I'm interested in learning more about people's techniques: Is a small sample of weak wort most effective for starting the yeast, or has anyone tried a similar approach to mine? Is anyone isolating individual strains with Agar plates, or just using the redneck approach like me? How would you do a honey harvest: throw a glob of honey into a starter?



Also, what kind of fermentation should I expect when I pitch this into a beer? I've heard they tend to run longer and attenuate strongly. The owner of Mystic told me that wild yeasts tend to work, stall, then pick up again. His rationale for this was that wild yeasts go through a sexual reproduction phase first, then switch to asexual when the sugars get low. Brewers yeast strains have bred this characteristic out of them.

Thanks a ton for keeping this going, and for the encouraging info!

BTW, my blueberry liquor is running along beautifully. Fermentation is not vigorous, but steady, and the yeast is a light fluffy cloud at the bottom of the jar. Wonderful sweet blueberry aroma; the sourness has all disappeared.

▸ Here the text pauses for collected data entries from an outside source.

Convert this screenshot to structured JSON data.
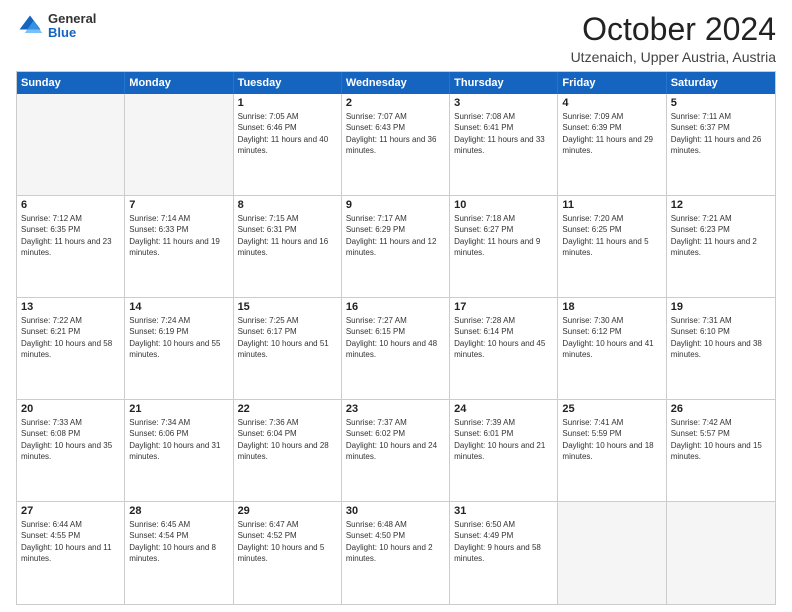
{
  "logo": {
    "general": "General",
    "blue": "Blue"
  },
  "header": {
    "title": "October 2024",
    "subtitle": "Utzenaich, Upper Austria, Austria"
  },
  "weekdays": [
    "Sunday",
    "Monday",
    "Tuesday",
    "Wednesday",
    "Thursday",
    "Friday",
    "Saturday"
  ],
  "weeks": [
    [
      {
        "day": "",
        "sunrise": "",
        "sunset": "",
        "daylight": "",
        "empty": true
      },
      {
        "day": "",
        "sunrise": "",
        "sunset": "",
        "daylight": "",
        "empty": true
      },
      {
        "day": "1",
        "sunrise": "Sunrise: 7:05 AM",
        "sunset": "Sunset: 6:46 PM",
        "daylight": "Daylight: 11 hours and 40 minutes."
      },
      {
        "day": "2",
        "sunrise": "Sunrise: 7:07 AM",
        "sunset": "Sunset: 6:43 PM",
        "daylight": "Daylight: 11 hours and 36 minutes."
      },
      {
        "day": "3",
        "sunrise": "Sunrise: 7:08 AM",
        "sunset": "Sunset: 6:41 PM",
        "daylight": "Daylight: 11 hours and 33 minutes."
      },
      {
        "day": "4",
        "sunrise": "Sunrise: 7:09 AM",
        "sunset": "Sunset: 6:39 PM",
        "daylight": "Daylight: 11 hours and 29 minutes."
      },
      {
        "day": "5",
        "sunrise": "Sunrise: 7:11 AM",
        "sunset": "Sunset: 6:37 PM",
        "daylight": "Daylight: 11 hours and 26 minutes."
      }
    ],
    [
      {
        "day": "6",
        "sunrise": "Sunrise: 7:12 AM",
        "sunset": "Sunset: 6:35 PM",
        "daylight": "Daylight: 11 hours and 23 minutes."
      },
      {
        "day": "7",
        "sunrise": "Sunrise: 7:14 AM",
        "sunset": "Sunset: 6:33 PM",
        "daylight": "Daylight: 11 hours and 19 minutes."
      },
      {
        "day": "8",
        "sunrise": "Sunrise: 7:15 AM",
        "sunset": "Sunset: 6:31 PM",
        "daylight": "Daylight: 11 hours and 16 minutes."
      },
      {
        "day": "9",
        "sunrise": "Sunrise: 7:17 AM",
        "sunset": "Sunset: 6:29 PM",
        "daylight": "Daylight: 11 hours and 12 minutes."
      },
      {
        "day": "10",
        "sunrise": "Sunrise: 7:18 AM",
        "sunset": "Sunset: 6:27 PM",
        "daylight": "Daylight: 11 hours and 9 minutes."
      },
      {
        "day": "11",
        "sunrise": "Sunrise: 7:20 AM",
        "sunset": "Sunset: 6:25 PM",
        "daylight": "Daylight: 11 hours and 5 minutes."
      },
      {
        "day": "12",
        "sunrise": "Sunrise: 7:21 AM",
        "sunset": "Sunset: 6:23 PM",
        "daylight": "Daylight: 11 hours and 2 minutes."
      }
    ],
    [
      {
        "day": "13",
        "sunrise": "Sunrise: 7:22 AM",
        "sunset": "Sunset: 6:21 PM",
        "daylight": "Daylight: 10 hours and 58 minutes."
      },
      {
        "day": "14",
        "sunrise": "Sunrise: 7:24 AM",
        "sunset": "Sunset: 6:19 PM",
        "daylight": "Daylight: 10 hours and 55 minutes."
      },
      {
        "day": "15",
        "sunrise": "Sunrise: 7:25 AM",
        "sunset": "Sunset: 6:17 PM",
        "daylight": "Daylight: 10 hours and 51 minutes."
      },
      {
        "day": "16",
        "sunrise": "Sunrise: 7:27 AM",
        "sunset": "Sunset: 6:15 PM",
        "daylight": "Daylight: 10 hours and 48 minutes."
      },
      {
        "day": "17",
        "sunrise": "Sunrise: 7:28 AM",
        "sunset": "Sunset: 6:14 PM",
        "daylight": "Daylight: 10 hours and 45 minutes."
      },
      {
        "day": "18",
        "sunrise": "Sunrise: 7:30 AM",
        "sunset": "Sunset: 6:12 PM",
        "daylight": "Daylight: 10 hours and 41 minutes."
      },
      {
        "day": "19",
        "sunrise": "Sunrise: 7:31 AM",
        "sunset": "Sunset: 6:10 PM",
        "daylight": "Daylight: 10 hours and 38 minutes."
      }
    ],
    [
      {
        "day": "20",
        "sunrise": "Sunrise: 7:33 AM",
        "sunset": "Sunset: 6:08 PM",
        "daylight": "Daylight: 10 hours and 35 minutes."
      },
      {
        "day": "21",
        "sunrise": "Sunrise: 7:34 AM",
        "sunset": "Sunset: 6:06 PM",
        "daylight": "Daylight: 10 hours and 31 minutes."
      },
      {
        "day": "22",
        "sunrise": "Sunrise: 7:36 AM",
        "sunset": "Sunset: 6:04 PM",
        "daylight": "Daylight: 10 hours and 28 minutes."
      },
      {
        "day": "23",
        "sunrise": "Sunrise: 7:37 AM",
        "sunset": "Sunset: 6:02 PM",
        "daylight": "Daylight: 10 hours and 24 minutes."
      },
      {
        "day": "24",
        "sunrise": "Sunrise: 7:39 AM",
        "sunset": "Sunset: 6:01 PM",
        "daylight": "Daylight: 10 hours and 21 minutes."
      },
      {
        "day": "25",
        "sunrise": "Sunrise: 7:41 AM",
        "sunset": "Sunset: 5:59 PM",
        "daylight": "Daylight: 10 hours and 18 minutes."
      },
      {
        "day": "26",
        "sunrise": "Sunrise: 7:42 AM",
        "sunset": "Sunset: 5:57 PM",
        "daylight": "Daylight: 10 hours and 15 minutes."
      }
    ],
    [
      {
        "day": "27",
        "sunrise": "Sunrise: 6:44 AM",
        "sunset": "Sunset: 4:55 PM",
        "daylight": "Daylight: 10 hours and 11 minutes."
      },
      {
        "day": "28",
        "sunrise": "Sunrise: 6:45 AM",
        "sunset": "Sunset: 4:54 PM",
        "daylight": "Daylight: 10 hours and 8 minutes."
      },
      {
        "day": "29",
        "sunrise": "Sunrise: 6:47 AM",
        "sunset": "Sunset: 4:52 PM",
        "daylight": "Daylight: 10 hours and 5 minutes."
      },
      {
        "day": "30",
        "sunrise": "Sunrise: 6:48 AM",
        "sunset": "Sunset: 4:50 PM",
        "daylight": "Daylight: 10 hours and 2 minutes."
      },
      {
        "day": "31",
        "sunrise": "Sunrise: 6:50 AM",
        "sunset": "Sunset: 4:49 PM",
        "daylight": "Daylight: 9 hours and 58 minutes."
      },
      {
        "day": "",
        "sunrise": "",
        "sunset": "",
        "daylight": "",
        "empty": true
      },
      {
        "day": "",
        "sunrise": "",
        "sunset": "",
        "daylight": "",
        "empty": true
      }
    ]
  ]
}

I've been looking low and high for this kind of thread topic. My partner and I harvest wild yeasts from all over the forest and our farm. We have harvested yeast from salmonberry, thimbleberry flower, yarrow flower, blue elderberry flower, lavender flower, honeysuckle flower, and much more. The possibilities are endless, and although certain pollenators carry their own unique yeasts, it seems that their interaction with flowers also propagate unique yeasts. We make mostly meads/melomels/metheglyns and use a 30% water/honey mixture to culture the yeasts. Then we pick our favorites and pitch them into larger batches. Our friend, who taught us this method brought over a brocolli flower yeast that we pitched into a blackberry melomel and the results are so far superb. I'd love to hear more about successes and failures of those of you who cultivate wild yeasts.